I had a hard time meeting her eyes. They seemed to me to be depthless and full of secrets, but I could not bring myself to look into them. It was as though I were looking on something as private as her sex; but that is a poor comparison. I would have been able to view that with clinical detachment. Days spent indoors with physicians' books prepared me for that sort of thing--nothing could prepare me for this. I squeezed my own eyes shut and held my breath, as if by this process I could force myself to wake from a dream made terrible by its beauty.

"Hello," she said, reminding me that I was awake. Her voice was so calm, so measured, it was almost painful to listen to. It was also undoubtedly the voice I had heard on the other side of the door two years before.

"Milady," said my father, and I opened my eyes in time to see him leaving my side, and kneeling at hers. He took her hand in his and pressed his lips to her knuckles in an unprecedented gesture of respect. Had the day not already been the strangest one I had ever experienced, this might have seemed to me more bizarre. As it was, I took it quite in stride.

"You came back," she said. She did not sound surprised, more similar to my tutor pointing out facts than anything else.

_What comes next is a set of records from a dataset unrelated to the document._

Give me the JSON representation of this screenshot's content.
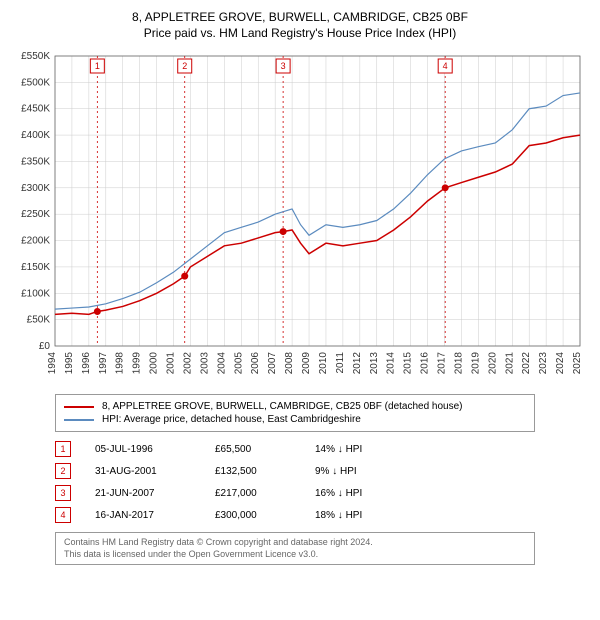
{
  "title": "8, APPLETREE GROVE, BURWELL, CAMBRIDGE, CB25 0BF",
  "subtitle": "Price paid vs. HM Land Registry's House Price Index (HPI)",
  "chart": {
    "type": "line",
    "background_color": "#ffffff",
    "grid_color": "#cccccc",
    "axis_color": "#666666",
    "label_fontsize": 10,
    "label_color": "#333333",
    "xlim": [
      1994,
      2025
    ],
    "ylim": [
      0,
      550000
    ],
    "ytick_step": 50000,
    "ytick_labels": [
      "£0",
      "£50K",
      "£100K",
      "£150K",
      "£200K",
      "£250K",
      "£300K",
      "£350K",
      "£400K",
      "£450K",
      "£500K",
      "£550K"
    ],
    "xtick_step": 1,
    "xtick_labels": [
      "1994",
      "1995",
      "1996",
      "1997",
      "1998",
      "1999",
      "2000",
      "2001",
      "2002",
      "2003",
      "2004",
      "2005",
      "2006",
      "2007",
      "2008",
      "2009",
      "2010",
      "2011",
      "2012",
      "2013",
      "2014",
      "2015",
      "2016",
      "2017",
      "2018",
      "2019",
      "2020",
      "2021",
      "2022",
      "2023",
      "2024",
      "2025"
    ],
    "marker_line_color": "#cc0000",
    "marker_dash": "2,3",
    "series": [
      {
        "name": "property",
        "color": "#cc0000",
        "width": 1.5,
        "points": [
          [
            1994,
            60000
          ],
          [
            1995,
            62000
          ],
          [
            1996,
            60000
          ],
          [
            1996.5,
            65500
          ],
          [
            1997,
            68000
          ],
          [
            1998,
            75000
          ],
          [
            1999,
            86000
          ],
          [
            2000,
            100000
          ],
          [
            2001,
            118000
          ],
          [
            2001.66,
            132500
          ],
          [
            2002,
            150000
          ],
          [
            2003,
            170000
          ],
          [
            2004,
            190000
          ],
          [
            2005,
            195000
          ],
          [
            2006,
            205000
          ],
          [
            2007,
            215000
          ],
          [
            2007.47,
            217000
          ],
          [
            2008,
            220000
          ],
          [
            2008.5,
            195000
          ],
          [
            2009,
            175000
          ],
          [
            2010,
            195000
          ],
          [
            2011,
            190000
          ],
          [
            2012,
            195000
          ],
          [
            2013,
            200000
          ],
          [
            2014,
            220000
          ],
          [
            2015,
            245000
          ],
          [
            2016,
            275000
          ],
          [
            2017.04,
            300000
          ],
          [
            2018,
            310000
          ],
          [
            2019,
            320000
          ],
          [
            2020,
            330000
          ],
          [
            2021,
            345000
          ],
          [
            2022,
            380000
          ],
          [
            2023,
            385000
          ],
          [
            2024,
            395000
          ],
          [
            2025,
            400000
          ]
        ]
      },
      {
        "name": "hpi",
        "color": "#5b8bbf",
        "width": 1.2,
        "points": [
          [
            1994,
            70000
          ],
          [
            1995,
            72000
          ],
          [
            1996,
            74000
          ],
          [
            1997,
            80000
          ],
          [
            1998,
            90000
          ],
          [
            1999,
            102000
          ],
          [
            2000,
            120000
          ],
          [
            2001,
            140000
          ],
          [
            2002,
            165000
          ],
          [
            2003,
            190000
          ],
          [
            2004,
            215000
          ],
          [
            2005,
            225000
          ],
          [
            2006,
            235000
          ],
          [
            2007,
            250000
          ],
          [
            2008,
            260000
          ],
          [
            2008.5,
            230000
          ],
          [
            2009,
            210000
          ],
          [
            2010,
            230000
          ],
          [
            2011,
            225000
          ],
          [
            2012,
            230000
          ],
          [
            2013,
            238000
          ],
          [
            2014,
            260000
          ],
          [
            2015,
            290000
          ],
          [
            2016,
            325000
          ],
          [
            2017,
            355000
          ],
          [
            2018,
            370000
          ],
          [
            2019,
            378000
          ],
          [
            2020,
            385000
          ],
          [
            2021,
            410000
          ],
          [
            2022,
            450000
          ],
          [
            2023,
            455000
          ],
          [
            2024,
            475000
          ],
          [
            2025,
            480000
          ]
        ]
      }
    ],
    "markers": [
      {
        "n": "1",
        "x": 1996.5,
        "y": 65500
      },
      {
        "n": "2",
        "x": 2001.66,
        "y": 132500
      },
      {
        "n": "3",
        "x": 2007.47,
        "y": 217000
      },
      {
        "n": "4",
        "x": 2017.04,
        "y": 300000
      }
    ]
  },
  "legend": {
    "items": [
      {
        "color": "#cc0000",
        "label": "8, APPLETREE GROVE, BURWELL, CAMBRIDGE, CB25 0BF (detached house)"
      },
      {
        "color": "#5b8bbf",
        "label": "HPI: Average price, detached house, East Cambridgeshire"
      }
    ]
  },
  "transactions": [
    {
      "n": "1",
      "date": "05-JUL-1996",
      "price": "£65,500",
      "diff": "14% ↓ HPI"
    },
    {
      "n": "2",
      "date": "31-AUG-2001",
      "price": "£132,500",
      "diff": "9% ↓ HPI"
    },
    {
      "n": "3",
      "date": "21-JUN-2007",
      "price": "£217,000",
      "diff": "16% ↓ HPI"
    },
    {
      "n": "4",
      "date": "16-JAN-2017",
      "price": "£300,000",
      "diff": "18% ↓ HPI"
    }
  ],
  "footer": {
    "line1": "Contains HM Land Registry data © Crown copyright and database right 2024.",
    "line2": "This data is licensed under the Open Government Licence v3.0."
  }
}
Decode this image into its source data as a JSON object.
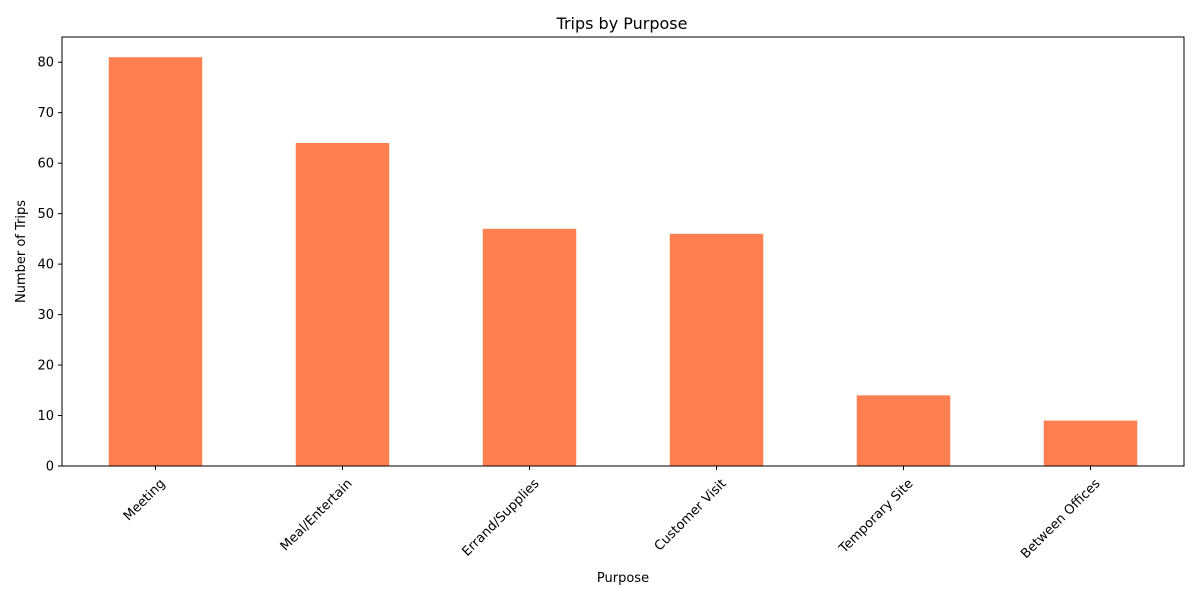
{
  "chart_data": {
    "type": "bar",
    "title": "Trips by Purpose",
    "xlabel": "Purpose",
    "ylabel": "Number of Trips",
    "categories": [
      "Meeting",
      "Meal/Entertain",
      "Errand/Supplies",
      "Customer Visit",
      "Temporary Site",
      "Between Offices"
    ],
    "values": [
      81,
      64,
      47,
      46,
      14,
      9
    ],
    "ylim": [
      0,
      85
    ],
    "yticks": [
      0,
      10,
      20,
      30,
      40,
      50,
      60,
      70,
      80
    ],
    "bar_color": "#FF7F50",
    "grid": false,
    "legend": "none",
    "xtick_rotation_deg": 45
  }
}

Her eyes fell on me then; black, infinite, and alien, and it was as though I had been struck in the stomach. The air left my lungs for an agonizing moment, and I knew that she had recognized me. Then, the moment had passed, and I realized that she would not tell my father. The thought that she and I now willingly shared a secret was to me the most precious thing in the world.

"I want to introduce you to my son," said my father, and her eyes seemed to sparkle at those words. The corner of her mouth twitched up into half a smile.

"He is handsome," she said. I felt as though a crow had made itself a nest in my ribcage, and that at any moment it might burst forth and end my life in a shower of gore and viscera. The thought did not bother me nearly as much as it ought to have.

"He looks much like his mother," said my father, and those words actually broke enough of the spell that I looked back toward him. "He is adopted." This last part was as much to me as to the lady in the cell, and for good reason. I was shocked.

"And yet he resembles you. Perhaps a part of the soul is transferred through love, after all," said the lady. Her voice was distant to me now, the only thing that existed was the knowledge that the man I had known as my father for twelve years was no such thing.

"You may be correct. I hope that there is something of me in his eyes, for it would be the light of God."